Rutland County Council Cabinet members says St George’s Barracks site is suitable for garden community homes plan
Establishing thousands of new homes and workplaces on the site St George’s Barracks in Rutland is ‘a viable and suitable plan’ according to councillors.
Rutland’s Local Plan sets out where any additional new housing, employment or other development may be needed in future years.
On Monday, December 23, the Cabinet was asked to consider the location of future development sites and it approved the principle of establishing what it calls a 'garden community', and locating it on the former St George’s Barracks in North Luffenham if £29.4m Housing Infrastructure Fund (HIF) is provided to support it.
On Thursday, December 19, members of a council scrutiny committee had listened to several deputations from Rutland residents, highlighting an unusually high level of public interest in the plans.
The scrutiny committee members noted the need for more affordable housing and more social rented housing, and for jobs that pay higher than the living wage.
They also voted to continue with the process of considering HIF funding, while noting there are still a number of unknowns around the conditions and therefore some risks to the council.
Many residents oppose the proposed redevelopment of the St George's Barracks, including plans to have a quarry and distribution centre as part of the 'employment use' element of the scheme.
Lt Col (Retd) Dale Hemming-Tayler, who lives in Edith Weston, said: "My main issue is that I think it's a waste of a resource that could be used to maintain the integrity of Rutland.
"I can understand the Government's wish to get revenue from a quarry, but there's really no need for it.
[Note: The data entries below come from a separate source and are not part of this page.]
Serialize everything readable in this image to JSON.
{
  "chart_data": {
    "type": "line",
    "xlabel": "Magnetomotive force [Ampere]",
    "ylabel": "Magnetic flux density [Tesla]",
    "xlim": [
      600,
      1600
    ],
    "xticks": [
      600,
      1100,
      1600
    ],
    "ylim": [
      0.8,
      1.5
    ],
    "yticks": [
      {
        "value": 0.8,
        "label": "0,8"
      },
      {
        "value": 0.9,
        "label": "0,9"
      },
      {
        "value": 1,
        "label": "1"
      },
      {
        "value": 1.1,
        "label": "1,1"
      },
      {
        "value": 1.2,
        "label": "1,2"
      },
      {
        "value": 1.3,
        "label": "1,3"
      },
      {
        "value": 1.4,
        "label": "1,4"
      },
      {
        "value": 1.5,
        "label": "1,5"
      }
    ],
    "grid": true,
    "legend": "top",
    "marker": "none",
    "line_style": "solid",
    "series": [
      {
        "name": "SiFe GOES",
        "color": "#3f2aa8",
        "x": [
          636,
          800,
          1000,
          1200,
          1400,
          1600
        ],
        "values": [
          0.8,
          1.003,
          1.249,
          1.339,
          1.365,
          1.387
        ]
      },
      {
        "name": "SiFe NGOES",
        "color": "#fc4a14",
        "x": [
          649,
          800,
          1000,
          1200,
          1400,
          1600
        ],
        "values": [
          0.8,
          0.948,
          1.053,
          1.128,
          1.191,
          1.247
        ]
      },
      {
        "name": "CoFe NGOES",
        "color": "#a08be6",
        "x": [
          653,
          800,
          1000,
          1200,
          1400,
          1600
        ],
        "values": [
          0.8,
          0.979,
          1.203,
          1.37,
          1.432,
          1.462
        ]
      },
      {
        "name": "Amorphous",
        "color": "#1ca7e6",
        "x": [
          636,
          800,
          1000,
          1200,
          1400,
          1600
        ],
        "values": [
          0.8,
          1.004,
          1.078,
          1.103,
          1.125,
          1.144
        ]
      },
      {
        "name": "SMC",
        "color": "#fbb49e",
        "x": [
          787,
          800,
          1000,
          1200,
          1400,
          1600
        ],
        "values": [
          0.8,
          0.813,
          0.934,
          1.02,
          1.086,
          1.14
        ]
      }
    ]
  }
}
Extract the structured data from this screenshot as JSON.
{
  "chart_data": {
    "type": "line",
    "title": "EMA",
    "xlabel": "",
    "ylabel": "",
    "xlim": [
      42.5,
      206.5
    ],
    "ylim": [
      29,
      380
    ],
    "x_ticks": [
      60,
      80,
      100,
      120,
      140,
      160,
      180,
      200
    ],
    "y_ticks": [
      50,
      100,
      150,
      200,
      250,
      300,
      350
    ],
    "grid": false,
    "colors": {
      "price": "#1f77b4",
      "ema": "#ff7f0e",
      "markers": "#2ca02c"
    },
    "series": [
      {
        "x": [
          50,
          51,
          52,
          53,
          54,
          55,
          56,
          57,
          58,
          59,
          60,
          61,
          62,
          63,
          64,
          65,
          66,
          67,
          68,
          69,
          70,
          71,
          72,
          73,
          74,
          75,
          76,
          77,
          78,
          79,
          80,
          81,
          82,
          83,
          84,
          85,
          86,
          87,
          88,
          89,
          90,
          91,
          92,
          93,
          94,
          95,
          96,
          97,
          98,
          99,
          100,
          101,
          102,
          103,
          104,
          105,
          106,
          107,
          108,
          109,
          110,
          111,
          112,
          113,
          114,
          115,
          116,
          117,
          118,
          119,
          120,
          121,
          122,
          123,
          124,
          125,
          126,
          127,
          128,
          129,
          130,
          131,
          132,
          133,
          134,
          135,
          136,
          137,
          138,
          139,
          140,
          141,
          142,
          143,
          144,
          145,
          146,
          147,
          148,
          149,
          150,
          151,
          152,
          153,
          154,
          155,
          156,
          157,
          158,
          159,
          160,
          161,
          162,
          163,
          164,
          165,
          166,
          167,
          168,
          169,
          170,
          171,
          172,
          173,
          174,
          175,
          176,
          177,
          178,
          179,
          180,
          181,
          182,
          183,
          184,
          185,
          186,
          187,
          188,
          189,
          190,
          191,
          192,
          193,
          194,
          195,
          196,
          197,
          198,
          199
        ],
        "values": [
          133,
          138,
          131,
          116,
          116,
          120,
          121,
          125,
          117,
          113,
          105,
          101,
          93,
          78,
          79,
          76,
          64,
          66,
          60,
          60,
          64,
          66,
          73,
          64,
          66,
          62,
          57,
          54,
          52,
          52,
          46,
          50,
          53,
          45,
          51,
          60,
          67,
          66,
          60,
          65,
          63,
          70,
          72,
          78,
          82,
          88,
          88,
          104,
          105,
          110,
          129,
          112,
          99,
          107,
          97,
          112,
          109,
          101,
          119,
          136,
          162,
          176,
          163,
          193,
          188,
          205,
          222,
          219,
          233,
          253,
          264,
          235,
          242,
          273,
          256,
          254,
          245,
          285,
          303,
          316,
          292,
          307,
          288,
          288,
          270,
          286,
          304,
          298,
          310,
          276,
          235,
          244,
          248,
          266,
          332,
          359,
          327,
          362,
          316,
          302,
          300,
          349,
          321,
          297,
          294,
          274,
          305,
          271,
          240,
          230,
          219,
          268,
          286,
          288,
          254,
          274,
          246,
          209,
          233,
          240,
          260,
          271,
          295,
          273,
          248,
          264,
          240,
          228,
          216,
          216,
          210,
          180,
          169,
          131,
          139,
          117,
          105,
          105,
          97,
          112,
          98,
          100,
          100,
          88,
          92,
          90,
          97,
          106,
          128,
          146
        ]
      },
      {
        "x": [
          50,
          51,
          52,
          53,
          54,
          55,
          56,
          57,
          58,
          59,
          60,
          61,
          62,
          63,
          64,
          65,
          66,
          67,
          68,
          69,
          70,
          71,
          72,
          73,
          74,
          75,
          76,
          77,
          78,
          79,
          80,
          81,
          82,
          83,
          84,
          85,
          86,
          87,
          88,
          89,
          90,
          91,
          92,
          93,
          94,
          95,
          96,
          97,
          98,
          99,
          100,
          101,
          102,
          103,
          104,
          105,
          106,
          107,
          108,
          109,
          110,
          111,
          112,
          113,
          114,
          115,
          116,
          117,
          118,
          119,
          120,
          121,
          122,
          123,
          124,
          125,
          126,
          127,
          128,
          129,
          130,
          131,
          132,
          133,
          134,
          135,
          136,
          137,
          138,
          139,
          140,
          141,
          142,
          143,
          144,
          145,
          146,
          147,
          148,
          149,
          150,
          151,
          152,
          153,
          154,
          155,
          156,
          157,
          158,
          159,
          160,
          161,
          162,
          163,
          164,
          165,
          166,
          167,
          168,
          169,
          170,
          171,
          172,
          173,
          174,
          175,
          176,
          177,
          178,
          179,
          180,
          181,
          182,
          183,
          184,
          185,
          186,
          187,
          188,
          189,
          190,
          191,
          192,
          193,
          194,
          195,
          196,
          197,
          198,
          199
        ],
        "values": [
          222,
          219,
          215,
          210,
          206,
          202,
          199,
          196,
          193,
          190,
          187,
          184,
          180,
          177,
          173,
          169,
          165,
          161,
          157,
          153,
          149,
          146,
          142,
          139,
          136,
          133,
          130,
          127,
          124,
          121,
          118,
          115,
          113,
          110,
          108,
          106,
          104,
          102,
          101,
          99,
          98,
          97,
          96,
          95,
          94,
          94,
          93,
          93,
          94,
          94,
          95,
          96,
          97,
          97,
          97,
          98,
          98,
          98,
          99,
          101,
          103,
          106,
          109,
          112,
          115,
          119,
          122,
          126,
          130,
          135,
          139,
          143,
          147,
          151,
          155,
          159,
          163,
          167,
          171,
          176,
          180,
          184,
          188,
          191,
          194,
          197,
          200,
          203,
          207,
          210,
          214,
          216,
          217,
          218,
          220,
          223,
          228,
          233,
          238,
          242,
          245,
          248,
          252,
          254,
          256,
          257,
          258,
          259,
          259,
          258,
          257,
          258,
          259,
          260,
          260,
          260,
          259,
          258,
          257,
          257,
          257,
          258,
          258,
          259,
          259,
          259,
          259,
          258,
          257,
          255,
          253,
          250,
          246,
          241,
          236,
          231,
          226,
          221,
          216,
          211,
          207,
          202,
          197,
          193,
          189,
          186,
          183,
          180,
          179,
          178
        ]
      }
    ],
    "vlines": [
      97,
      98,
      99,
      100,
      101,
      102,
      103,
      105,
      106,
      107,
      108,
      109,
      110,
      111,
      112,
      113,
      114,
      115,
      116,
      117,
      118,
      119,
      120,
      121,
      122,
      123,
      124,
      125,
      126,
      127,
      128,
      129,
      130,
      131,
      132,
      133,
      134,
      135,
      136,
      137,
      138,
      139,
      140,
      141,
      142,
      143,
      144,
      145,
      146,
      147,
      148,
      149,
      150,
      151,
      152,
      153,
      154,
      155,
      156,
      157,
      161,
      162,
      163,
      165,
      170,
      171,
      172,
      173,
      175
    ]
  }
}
What we do need is farmland - much of the area was farmland before it was taken over by the Ministry of Defence for the war, and there's a large area that could be diversified as a country park.
"I envisage one in the style of those that Germany has created, especially for families, with campsites and cycle tracks, cafés and a great many trees."
He added that building a new town in Rutland will result in the loss of identity that the county fought hard to win back only a few years ago.
"There's very little employment in Rutland and the prospect of creating more is minimal, even if they do build a quarry and distribution centre," said Lt Col Hemming-Tayler.
"Young people are not going to be waiting to put on their wellies and gain their HGV licence at 21 just so that they can work at a quarry or for a distribution centre. They will leave the area first.
"There's nothing for them here. Rutland is a county for middle-aged and older people and we have to accept it."
Speaking after the Cabinet meeting, councillor leader Oliver Hemsley said: “Rutland is moving closer to having a new Local Plan covering the period from 2018 to 2036.
"This is important because without a valid Local Plan we run the risk of getting inappropriate development which fails to provide the right jobs and homes in the right places.
“There still needs to be further discussion by Scrutiny, Cabinet and Full Council before we can publish our pre-submission draft of the Local Plan, after which it will need to be sent for independent examination by the Planning Inspectorate. All of this will take place in full view of the public, with further meetings taking place throughout January.”
Full Council will take place at the council's chamber at the Catmose offices on January 27 from 7pm.
Councillor Hemsley added: “When prospective developers suggest sites to include in our Local Plan we have to consider each one individually, on merit, by applying the same tests to work out if they are viable and sustainable.
"As part of this latest Local Plan Review we have been asked to consider two large sites that have been put forward for possible new garden communities: Woolfox and St George’s.
“As part of the Local Plan process, we have suggested that a garden community in Rutland would help to provide the new jobs and homes we need locally to help meet identified needs for the County.
"However, on the balance of information provided to planners, it has been suggested that only St George’s is both viable and suitable for inclusion in the next Local Plan.
"This is one of the recommendations that councillors will now be asked to consider and decide on at Full Council on January 27, as part of the next stage of the Local Plan.”
Full Council will take place at the council's chamber at the Catmose offices on January 27 from 7pm. The agenda and reports will be published online before the meeting and can be viewed at www.rutland.gov.uk/meetings.
Rutland County Council will continue to providing a live video stream covering all non-exempt items at listed meetings relating to the Local Plan Review.